Cuando terminamos el pan dulce, fuimos al mercado, donde conseguí unos espejos y unas ollitas de cerámica que necesitaba y de pilón encontré un regalo para mi amiguito Julián, que acaba de cumplir siete años. Le compré una máscara de luchador con flecos plateados y de color azul celeste, sé que le va a encantar. Volvimos a la carretera y como el calor era sofocante, decidimos ir a darnos aun chapuzón a las albercas de San Juan de Vanegas. Pasamos por los trajes de baño, las toallas y el libro de Khaled Hosseini que me acompaña esta semana y siguiendo de largo el empedrado, llegamos a las piscinas. Los niños, ya se habían cambiado y estaban listos para el clavado. Cuando me quise dar cuenta ya estaban adentro. Yo no estaba segura de querer nadar, adoro el agua pero llevaba varios días de gripe y congestión nasal, así que una mínima corriente de aire y ya quedaba así por otra semana. A los pocos minutos de abrir el libro, llegó doña Octaviana, una señora que hace tacos de canasta y gorditas deliciosas y que siempre nos trae de comer. Me contó que durante la semana santa, el sábado de gloria, las albercas estaban tan llenas que nadie se dio cuenta de que un niño de doce años había caído al agua y no sabía nadar. Su padre, bebía cerveza en la cantinita de afuera, su hermano, de catorce años, no lograba encontrarlo, hasta que alguien gritó, al sentir en el fondo algo blando. Lo sacaron pero ya no había nada que hacer. Fueron a llamar al padre y este le gritó al hijo más grande que el tenía la culpa, que porque no había cuidado a su hermano, y delante de todos, se puso a darle feroces cachetadas. Extendieron al chiquillo muerto frente al expendio de cerveza. Le colocaron una veladora y ni así se le bajó la borrachera a ese abominable hombre.
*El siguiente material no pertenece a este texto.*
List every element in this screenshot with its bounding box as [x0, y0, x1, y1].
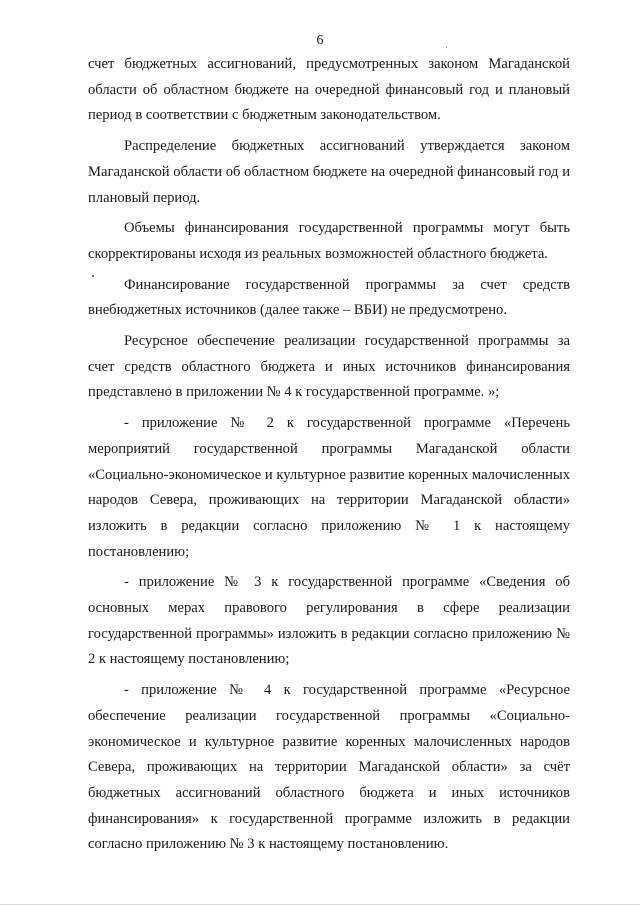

Con un nudo en la garganta, escuchaba esta historia de los labios de Octaviana. Y por último concluyó, es que son gente de la sierra, no saben manejar el agua.
A media tarde, salimos del centro recreativo y llegamos al entronque, los niños tenían clases al día siguiente y debían regresar al pueblo. No pasaba un alma, el calor reverberaba en la superficie del asfalto. Encontramos una ranita del desierto y al colocarla en las manos, cambió de color, como los camaleones. Así estábamos, refugiados en la sombra de la camioneta cuando de la nada llegó una motocicleta, aminoró la velocidad y un hombre con bigote enorme, nos dijo, sin detenerse ¿quieren nieves? Y allí mismo se paró y de una pequeña caja sacó los helados. Nos dio mucha risa, mira que encontrar algo así en el desierto. Después de un rato pasó una familia de Monterrey, en carro nuevo, con aire acondicionado, y aceptó llevar a los demás a Real. Yo seguí a Cedral, la blusa empapada de sudor, la mirada en el basto horizonte que comenzaba a colorearse de anaranjado y en los labios pegajosos, el eco de un aroma a nieve de limón.